Puerto Ricans and tennis fans will be watching Puig compete at the U.S. Open as the island faces federal oversight. President Barack Obama has until Sept. 15 to form a seven-member control board from lists of candidates submitted by House and Senate leadership. The panel is part of a law, called Promesa, which means promise in Spanish, that Obama enacted on June 30.
The control board will manage any restructuring of Puerto Rico’s $70 billion debt stack and curb the island’s reliance on borrowing to pay for operating expenses. The commonwealth defaulted on nearly $1 billion due to investors on July 1, the largest such payment failure in the $3.7 trillion municipal-bond market and the first time a state-level borrower missed principal and interest on its direct debt since the 1930s.
Puig believes that through hard work, anything is possible, for herself and for Puerto Rico. She improved her game last year by hiring a new coach, Juan Todero, and concentrating on staying focused and positive while competing. The changes helped bring her ranking down from 92 at the end of 2015.
“It’s not a mistake and it wasn’t luck, because I know how hard I worked to get here,” Puig said.
Puig has earned $1.7 million in prize money in her professional career, according to the Women’s Tennis Association. She has endorsement deals with Chrysler, AT&T, sports-apparel company Ellesse and tennis-racket maker Babolat, according to Marijn Bal, who represents Puig at IMG Tennis.
“Her gold medal win has catapulted her into an overnight global star, especially in Latin America where her appeal has reached incredible heights, Bal said in an e-mail. “We have received a lot of interest from brands and companies that would like to partner with Monica and have her become a spokesperson and brand ambassador.”
She faces Saisai Zheng from China on Monday, who’s ranked 60. The two have never competed against each other before. Puig said she’s concentrating on each match rather than how far she advances at the U.S. Open. She has yet to reach a quarterfinals in the sport’s four major tournaments.
“A lot of people are looking at me to do big things here, but I’m just going to take it one match at a time,” Puig said.

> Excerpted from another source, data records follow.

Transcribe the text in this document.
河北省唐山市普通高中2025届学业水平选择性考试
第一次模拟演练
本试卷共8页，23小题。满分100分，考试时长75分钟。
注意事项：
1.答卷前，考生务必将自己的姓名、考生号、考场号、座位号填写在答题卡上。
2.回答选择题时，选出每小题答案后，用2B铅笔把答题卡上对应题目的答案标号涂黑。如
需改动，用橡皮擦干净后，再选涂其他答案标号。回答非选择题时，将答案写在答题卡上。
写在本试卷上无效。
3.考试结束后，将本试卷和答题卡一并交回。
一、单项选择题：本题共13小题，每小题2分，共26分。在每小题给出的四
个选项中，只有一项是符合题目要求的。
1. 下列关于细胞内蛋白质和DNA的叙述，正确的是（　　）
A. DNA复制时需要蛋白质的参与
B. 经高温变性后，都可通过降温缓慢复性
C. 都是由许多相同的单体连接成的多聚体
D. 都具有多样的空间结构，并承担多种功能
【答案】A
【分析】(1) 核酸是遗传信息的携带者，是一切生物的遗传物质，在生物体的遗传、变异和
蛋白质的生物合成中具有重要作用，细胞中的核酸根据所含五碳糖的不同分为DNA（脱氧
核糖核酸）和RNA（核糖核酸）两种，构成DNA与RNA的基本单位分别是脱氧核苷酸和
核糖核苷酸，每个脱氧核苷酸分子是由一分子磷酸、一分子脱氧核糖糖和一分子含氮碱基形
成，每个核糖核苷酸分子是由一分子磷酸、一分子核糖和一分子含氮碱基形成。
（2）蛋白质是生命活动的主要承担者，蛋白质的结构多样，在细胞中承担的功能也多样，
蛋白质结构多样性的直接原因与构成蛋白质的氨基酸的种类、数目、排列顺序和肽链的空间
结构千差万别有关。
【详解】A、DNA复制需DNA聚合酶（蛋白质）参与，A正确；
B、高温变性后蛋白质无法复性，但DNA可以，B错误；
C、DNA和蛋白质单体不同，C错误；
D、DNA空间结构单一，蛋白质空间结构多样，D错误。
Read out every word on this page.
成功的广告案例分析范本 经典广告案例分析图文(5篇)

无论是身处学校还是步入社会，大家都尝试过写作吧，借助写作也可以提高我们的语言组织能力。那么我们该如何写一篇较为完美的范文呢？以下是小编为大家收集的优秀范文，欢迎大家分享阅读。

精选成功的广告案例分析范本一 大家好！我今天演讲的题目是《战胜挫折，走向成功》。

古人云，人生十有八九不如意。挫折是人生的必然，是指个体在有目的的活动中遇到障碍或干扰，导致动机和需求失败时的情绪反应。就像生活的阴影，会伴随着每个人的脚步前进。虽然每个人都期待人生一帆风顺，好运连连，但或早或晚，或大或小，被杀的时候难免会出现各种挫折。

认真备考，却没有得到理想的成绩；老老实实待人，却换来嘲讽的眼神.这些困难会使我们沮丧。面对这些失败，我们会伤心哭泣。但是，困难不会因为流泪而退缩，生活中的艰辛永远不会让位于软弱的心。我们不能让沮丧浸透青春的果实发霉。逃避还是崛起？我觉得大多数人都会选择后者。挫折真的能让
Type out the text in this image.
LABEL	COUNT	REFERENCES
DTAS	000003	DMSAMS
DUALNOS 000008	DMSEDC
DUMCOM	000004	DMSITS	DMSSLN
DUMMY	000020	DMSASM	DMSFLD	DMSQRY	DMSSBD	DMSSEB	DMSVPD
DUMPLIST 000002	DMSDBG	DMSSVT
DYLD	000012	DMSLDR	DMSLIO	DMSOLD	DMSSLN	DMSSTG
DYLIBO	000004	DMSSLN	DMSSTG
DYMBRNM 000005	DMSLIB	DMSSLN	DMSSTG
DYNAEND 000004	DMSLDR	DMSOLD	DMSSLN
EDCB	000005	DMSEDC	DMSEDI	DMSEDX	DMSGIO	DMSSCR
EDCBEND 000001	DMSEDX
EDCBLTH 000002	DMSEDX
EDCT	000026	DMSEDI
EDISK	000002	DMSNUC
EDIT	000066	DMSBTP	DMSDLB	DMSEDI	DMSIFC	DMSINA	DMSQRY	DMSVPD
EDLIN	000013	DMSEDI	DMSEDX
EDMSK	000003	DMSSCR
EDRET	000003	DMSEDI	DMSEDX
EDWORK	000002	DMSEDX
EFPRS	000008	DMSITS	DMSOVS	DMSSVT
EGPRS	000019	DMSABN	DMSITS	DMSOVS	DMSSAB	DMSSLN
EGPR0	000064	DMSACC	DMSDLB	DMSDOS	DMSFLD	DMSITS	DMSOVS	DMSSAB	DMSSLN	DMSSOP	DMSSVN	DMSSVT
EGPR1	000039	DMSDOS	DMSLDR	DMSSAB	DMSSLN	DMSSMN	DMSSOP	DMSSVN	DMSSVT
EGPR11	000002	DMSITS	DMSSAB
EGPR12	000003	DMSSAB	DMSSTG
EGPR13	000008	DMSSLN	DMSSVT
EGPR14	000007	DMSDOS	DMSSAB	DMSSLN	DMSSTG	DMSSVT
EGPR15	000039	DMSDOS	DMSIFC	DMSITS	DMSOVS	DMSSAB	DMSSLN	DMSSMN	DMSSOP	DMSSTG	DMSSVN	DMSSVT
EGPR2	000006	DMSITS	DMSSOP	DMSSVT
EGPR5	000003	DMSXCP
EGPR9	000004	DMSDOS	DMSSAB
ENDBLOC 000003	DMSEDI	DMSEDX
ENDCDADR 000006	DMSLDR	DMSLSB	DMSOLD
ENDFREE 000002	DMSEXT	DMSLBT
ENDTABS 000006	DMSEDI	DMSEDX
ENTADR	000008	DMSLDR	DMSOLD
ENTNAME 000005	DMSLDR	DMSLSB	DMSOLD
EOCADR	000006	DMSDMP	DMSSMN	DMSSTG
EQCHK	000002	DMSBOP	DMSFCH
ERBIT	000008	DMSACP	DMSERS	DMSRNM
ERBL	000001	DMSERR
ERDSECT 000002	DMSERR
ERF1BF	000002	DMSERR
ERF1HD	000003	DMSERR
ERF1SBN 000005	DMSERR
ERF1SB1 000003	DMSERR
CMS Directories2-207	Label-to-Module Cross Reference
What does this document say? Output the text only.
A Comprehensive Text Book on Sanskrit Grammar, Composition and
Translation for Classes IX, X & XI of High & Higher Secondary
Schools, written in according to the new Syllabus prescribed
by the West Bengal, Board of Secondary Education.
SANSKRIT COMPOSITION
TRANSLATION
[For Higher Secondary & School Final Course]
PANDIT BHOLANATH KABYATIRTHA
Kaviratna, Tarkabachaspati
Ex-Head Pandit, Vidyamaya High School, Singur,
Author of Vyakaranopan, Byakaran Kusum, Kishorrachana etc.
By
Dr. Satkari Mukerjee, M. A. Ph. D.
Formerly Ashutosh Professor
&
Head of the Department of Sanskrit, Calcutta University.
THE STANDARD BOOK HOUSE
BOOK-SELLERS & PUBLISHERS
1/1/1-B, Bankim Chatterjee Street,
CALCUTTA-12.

Puig, who lives in Miami, was born in Puerto Rico and grew up in Florida after her parents moved when she was about a year old. Puig spent her summers visiting her grandparents in San Juan. Her mother introduced her to tennis at the age of six and Puig grew up playing on hard courts, the same surface for the U.S. Open and the Rio Olympics.
“I’m not sure what my future holds and what I can do in the future for Puerto Rico,” Puig said. “Puerto Rico is the most incredible place in the world and even though we’re going through our hardships now, we can only go up.”